Container gardening is the most popular terrace garden. Of course, you will need a container or two depending on how wide your balcony is. Wooden boxes, plastic buckets and clay pots are just some of your choices. You should only use high-quality containers with 8 inches depth and 6 inches diameter dimensions. Match the container size to the available space.
Any plant that can be easily transplanted is great. Optionally, germinating seed indoors like the way you would with backyard growing is possible. When the vegetable plants are ready, just transplant them to the container.
Almost all vegetable plants that can be planted on a backyard can be also planted on your condo’s terrace. Vegetables such as eggplant, tomato, parsley, green onion, lettuce, cucumber and herbs can thrive on containers given the right conditions.
If you are planning to plant beans, squash or tomato, you should use wooden tubs or bushel baskets. These are better gardening supplies for bigger plants.
When planting on container gardens, you might as well use synthetic soils as growing mediums. They are the best for container plants as they are made of peat moss, sawdust, wood chips, perlite, vermiculite and other such planting media. The goal is having a lightweight, loose mixture of soil media so the roots of your vegetables will get the right water and air balance.
The rule of thumb is one part soil, one part gravel and one part moistened peat moss. If you are going to buy packaged soil from your local gardening centers, they usually contain more peat so you may only need to add coarse gravel or vermiculite. Compost may be also added for extra nutrients for the plants.
Container gardens need adequate drainage. Put drainage holes on the container, if they don’t have any. Before putting the soil though, you may fill the bottom with coarse gravel to improve drainage for your vegetable plants. Line the pot bottoms with newspaper.
Do not forget to water your vegetables once the container garden is settled on the balcony. Watering is the biggest concern when maintaining the container garden. Containers dry out pretty quickly. Watering once a day every day though is enough. Water thoroughly without disturbing surface roots. You may also add water-absorbing polymers, so you need not water more frequently especially if you have bigger vegetable plants.
When it rains, and your veranda has no roof, there is no need to water them. Even when your balcony has roof above, make sure that direct sunlight is abundant. You may move the container around the balcony if you have to. Porous containers such as wood or clay will need more water compared to metal and plastic.
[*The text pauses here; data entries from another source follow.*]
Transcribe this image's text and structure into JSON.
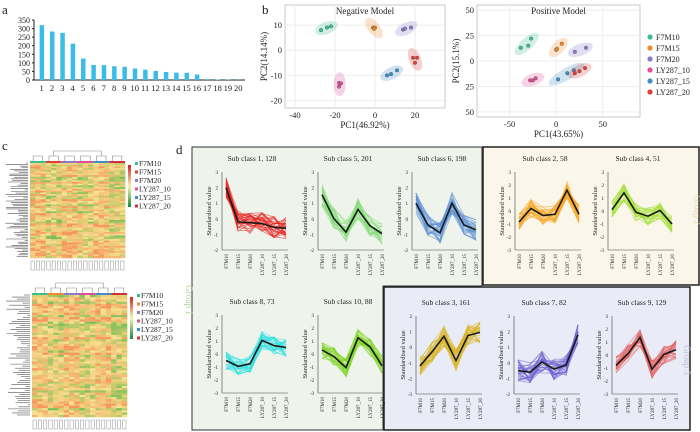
{
  "panel_labels": {
    "a": "a",
    "b": "b",
    "c": "c",
    "d": "d"
  },
  "chart_data": [
    {
      "id": "a",
      "type": "bar",
      "categories": [
        "1",
        "2",
        "3",
        "4",
        "5",
        "6",
        "7",
        "8",
        "9",
        "10",
        "11",
        "12",
        "13",
        "14",
        "15",
        "16",
        "17",
        "18",
        "19",
        "20"
      ],
      "values": [
        320,
        283,
        275,
        212,
        125,
        88,
        87,
        80,
        77,
        67,
        60,
        53,
        47,
        43,
        42,
        32,
        5,
        3,
        2,
        1
      ],
      "yticks": [
        "0",
        "50",
        "100",
        "150",
        "200",
        "250",
        "300",
        "350"
      ],
      "ylim": [
        0,
        350
      ],
      "color": "#3cbde8"
    },
    {
      "id": "b-negative",
      "type": "scatter",
      "title": "Negative Model",
      "xlabel": "PC1(46.92%)",
      "ylabel": "PC2(14.14%)",
      "xlim": [
        -45,
        35
      ],
      "ylim": [
        -23,
        18
      ],
      "xticks": [
        "-40",
        "-20",
        "0",
        "20"
      ],
      "xtick_values": [
        -40,
        -20,
        0,
        20
      ],
      "yticks": [
        "-20",
        "-10",
        "0",
        "10"
      ],
      "ytick_values": [
        -20,
        -10,
        0,
        10
      ],
      "series": [
        {
          "name": "F7M10",
          "color": "#3cbf8f",
          "points": [
            [
              -27,
              8
            ],
            [
              -24,
              9
            ],
            [
              -22,
              9.5
            ]
          ]
        },
        {
          "name": "F7M15",
          "color": "#f08a2c",
          "points": [
            [
              -1,
              9
            ],
            [
              0,
              9
            ],
            [
              -0.5,
              8.5
            ]
          ]
        },
        {
          "name": "F7M20",
          "color": "#8a7cc8",
          "points": [
            [
              14,
              8.2
            ],
            [
              18,
              9
            ],
            [
              15,
              8.6
            ]
          ]
        },
        {
          "name": "LY287_10",
          "color": "#e0509a",
          "points": [
            [
              -18,
              -13
            ],
            [
              -17,
              -13.2
            ],
            [
              -18,
              -14.5
            ]
          ]
        },
        {
          "name": "LY287_15",
          "color": "#3f8fc6",
          "points": [
            [
              6,
              -10
            ],
            [
              8,
              -9.5
            ],
            [
              11,
              -8
            ]
          ]
        },
        {
          "name": "LY287_20",
          "color": "#e0403c",
          "points": [
            [
              19,
              -3
            ],
            [
              21,
              -3
            ],
            [
              20,
              -5
            ]
          ]
        }
      ]
    },
    {
      "id": "b-positive",
      "type": "scatter",
      "title": "Positive Model",
      "xlabel": "PC1(43.65%)",
      "ylabel": "PC2(15.1%)",
      "xlim": [
        -85,
        90
      ],
      "ylim": [
        -55,
        55
      ],
      "xticks": [
        "-50",
        "0",
        "50"
      ],
      "xtick_values": [
        -50,
        0,
        50
      ],
      "yticks": [
        "50",
        "25",
        "0",
        "25",
        "50"
      ],
      "ytick_values": [
        50,
        25,
        0,
        -25,
        -50
      ],
      "series": [
        {
          "name": "F7M10",
          "color": "#3cbf8f",
          "points": [
            [
              -38,
              13
            ],
            [
              -30,
              15
            ],
            [
              -27,
              22
            ]
          ]
        },
        {
          "name": "F7M15",
          "color": "#f08a2c",
          "points": [
            [
              0,
              11
            ],
            [
              1,
              12
            ],
            [
              6,
              17
            ]
          ]
        },
        {
          "name": "F7M20",
          "color": "#8a7cc8",
          "points": [
            [
              20,
              9
            ],
            [
              32,
              13
            ]
          ]
        },
        {
          "name": "LY287_10",
          "color": "#e0509a",
          "points": [
            [
              -28,
              -19
            ],
            [
              -25,
              -19
            ],
            [
              -22,
              -17
            ]
          ]
        },
        {
          "name": "LY287_15",
          "color": "#3f8fc6",
          "points": [
            [
              2,
              -18
            ],
            [
              12,
              -12
            ],
            [
              19,
              -9
            ]
          ]
        },
        {
          "name": "LY287_20",
          "color": "#e0403c",
          "points": [
            [
              20,
              -12
            ],
            [
              25,
              -10
            ],
            [
              31,
              -7
            ]
          ]
        }
      ]
    },
    {
      "id": "d",
      "type": "line",
      "x_categories": [
        "F7M10",
        "F7M15",
        "F7M20",
        "LY287_10",
        "LY287_15",
        "LY287_20"
      ],
      "ylabel": "Standardised value",
      "clusters": [
        {
          "title": "Sub class 1, 128",
          "group": 1,
          "color": "#e8231f",
          "ylim": [
            -2,
            3
          ],
          "mean": [
            2,
            -0.2,
            -0.25,
            -0.3,
            -0.55,
            -0.6
          ]
        },
        {
          "title": "Sub class 5, 201",
          "group": 1,
          "color": "#86dc7a",
          "ylim": [
            -2,
            3
          ],
          "mean": [
            1.55,
            0,
            -0.85,
            0.6,
            -0.45,
            -0.95
          ]
        },
        {
          "title": "Sub class 6, 198",
          "group": 1,
          "color": "#5b8fd6",
          "ylim": [
            -2,
            3
          ],
          "mean": [
            1,
            -0.4,
            -0.9,
            1.0,
            -0.4,
            -0.7
          ]
        },
        {
          "title": "Sub class 2, 58",
          "group": 2,
          "color": "#f5a623",
          "ylim": [
            -3,
            3
          ],
          "mean": [
            -0.85,
            0.2,
            -0.35,
            -0.25,
            1.6,
            -0.25
          ]
        },
        {
          "title": "Sub class 4, 51",
          "group": 2,
          "color": "#a6e03c",
          "ylim": [
            -3,
            3
          ],
          "mean": [
            0.1,
            1.4,
            -0.1,
            -0.4,
            0.05,
            -1.0
          ]
        },
        {
          "title": "Sub class 8, 73",
          "group": 1,
          "color": "#2fe0e0",
          "ylim": [
            -3,
            3
          ],
          "mean": [
            -0.5,
            -0.95,
            -0.75,
            1.05,
            0.65,
            0.5
          ]
        },
        {
          "title": "Sub class 10, 88",
          "group": 1,
          "color": "#7ed321",
          "ylim": [
            -3,
            3
          ],
          "mean": [
            0.3,
            -0.2,
            -1.05,
            1.25,
            0.55,
            -0.9
          ]
        },
        {
          "title": "Sub class 3, 161",
          "group": 3,
          "color": "#d8b21e",
          "ylim": [
            -3,
            2
          ],
          "mean": [
            -1.2,
            -0.3,
            0.7,
            -0.85,
            0.75,
            0.95
          ]
        },
        {
          "title": "Sub class 7, 82",
          "group": 3,
          "color": "#6f5fd0",
          "ylim": [
            -2,
            3
          ],
          "mean": [
            -0.5,
            -0.6,
            0.05,
            -0.4,
            -0.15,
            1.8
          ]
        },
        {
          "title": "Sub class 9, 129",
          "group": 3,
          "color": "#e06262",
          "ylim": [
            -3,
            3
          ],
          "mean": [
            -0.8,
            0.1,
            1.35,
            -1.1,
            0.05,
            0.4
          ]
        }
      ],
      "groups": [
        {
          "label": "Group 1",
          "color": "#a8d59a",
          "bg": "#eef4ec"
        },
        {
          "label": "Group 2",
          "color": "#e9d6b6",
          "bg": "#fbf6ea"
        },
        {
          "label": "Group 3",
          "color": "#b8bfe0",
          "bg": "#e9ebf6"
        }
      ]
    }
  ],
  "heatmaps": {
    "negative_label": "Negative Model",
    "positive_label": "Positive Model",
    "legend": [
      {
        "name": "F7M10",
        "color": "#3cbf8f"
      },
      {
        "name": "F7M15",
        "color": "#e0403c"
      },
      {
        "name": "F7M20",
        "color": "#8a7cc8"
      },
      {
        "name": "LY287_10",
        "color": "#e0509a"
      },
      {
        "name": "LY287_15",
        "color": "#3f8fc6"
      },
      {
        "name": "LY287_20",
        "color": "#d0303a"
      }
    ],
    "legend_positive": [
      {
        "name": "F7M10",
        "color": "#3cbf8f"
      },
      {
        "name": "F7M15",
        "color": "#f08a2c"
      },
      {
        "name": "F7M20",
        "color": "#8a7cc8"
      },
      {
        "name": "LY287_10",
        "color": "#e0509a"
      },
      {
        "name": "LY287_15",
        "color": "#3f8fc6"
      },
      {
        "name": "LY287_20",
        "color": "#d0303a"
      }
    ]
  }
}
You may also add water-soluble fertilizers. Don’t over-fertilize the plants, however. Nitrogen fertilizers are highly suitable for green, leafy vegetables. For fruits and flowering plants, phosphorous fertilizer is more suitable.
The balcony garden may eventually yield a good amount of veggies on condition that they are getting plenty of sunlight and water. Vegetables grow best when in full sunlight. Make sure that the plants receive at least 4 hours of direct sunlight. Fruiting vegetables need more, say 10 hours a day. You may just follow the sunlight path around.
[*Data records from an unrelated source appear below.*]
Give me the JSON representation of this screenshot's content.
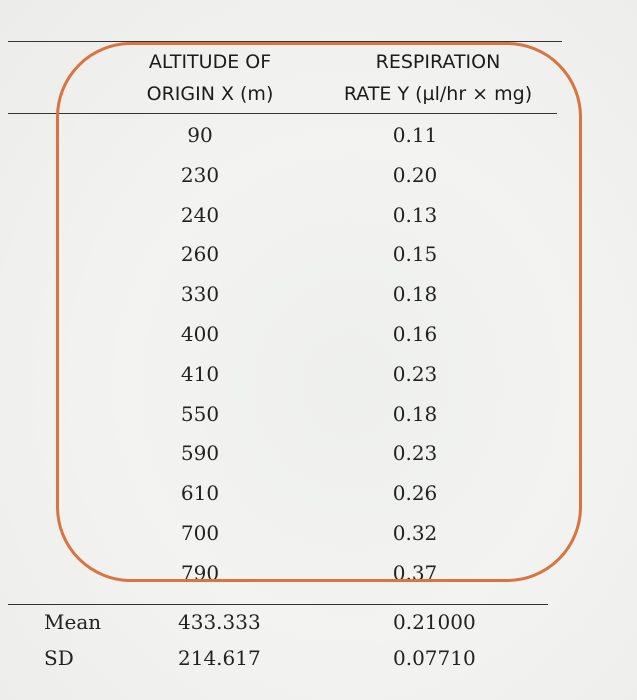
{
  "table": {
    "header_x_line1": "ALTITUDE OF",
    "header_x_line2": "ORIGIN X (m)",
    "header_y_line1": "RESPIRATION",
    "header_y_line2": "RATE Y (µl/hr × mg)",
    "rows": [
      {
        "x": "90",
        "y": "0.11"
      },
      {
        "x": "230",
        "y": "0.20"
      },
      {
        "x": "240",
        "y": "0.13"
      },
      {
        "x": "260",
        "y": "0.15"
      },
      {
        "x": "330",
        "y": "0.18"
      },
      {
        "x": "400",
        "y": "0.16"
      },
      {
        "x": "410",
        "y": "0.23"
      },
      {
        "x": "550",
        "y": "0.18"
      },
      {
        "x": "590",
        "y": "0.23"
      },
      {
        "x": "610",
        "y": "0.26"
      },
      {
        "x": "700",
        "y": "0.32"
      },
      {
        "x": "790",
        "y": "0.37"
      }
    ],
    "summary": {
      "mean_label": "Mean",
      "mean_x": "433.333",
      "mean_y": "0.21000",
      "sd_label": "SD",
      "sd_x": "214.617",
      "sd_y": "0.07710"
    }
  },
  "annotation": {
    "color": "#d9733f"
  }
}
You’d know the plants are ready for harvesting. However, harvest them when they at their peak of ripeness for the best tasting veggies.
Nowadays, more and more people are moving into condominiums. If you think condos lack the land for gardening, think again. Terraces, aside from rooftops, can be converted into a vegetable garden. Growing veggies on your balcony is not difficult at all. In fact, this is one of the easiest ways to green your condo. Simply follow the simple soil and container rules noted above for a flourishing balcony vegetable garden.
C’mon and unleash the urban gardener in you!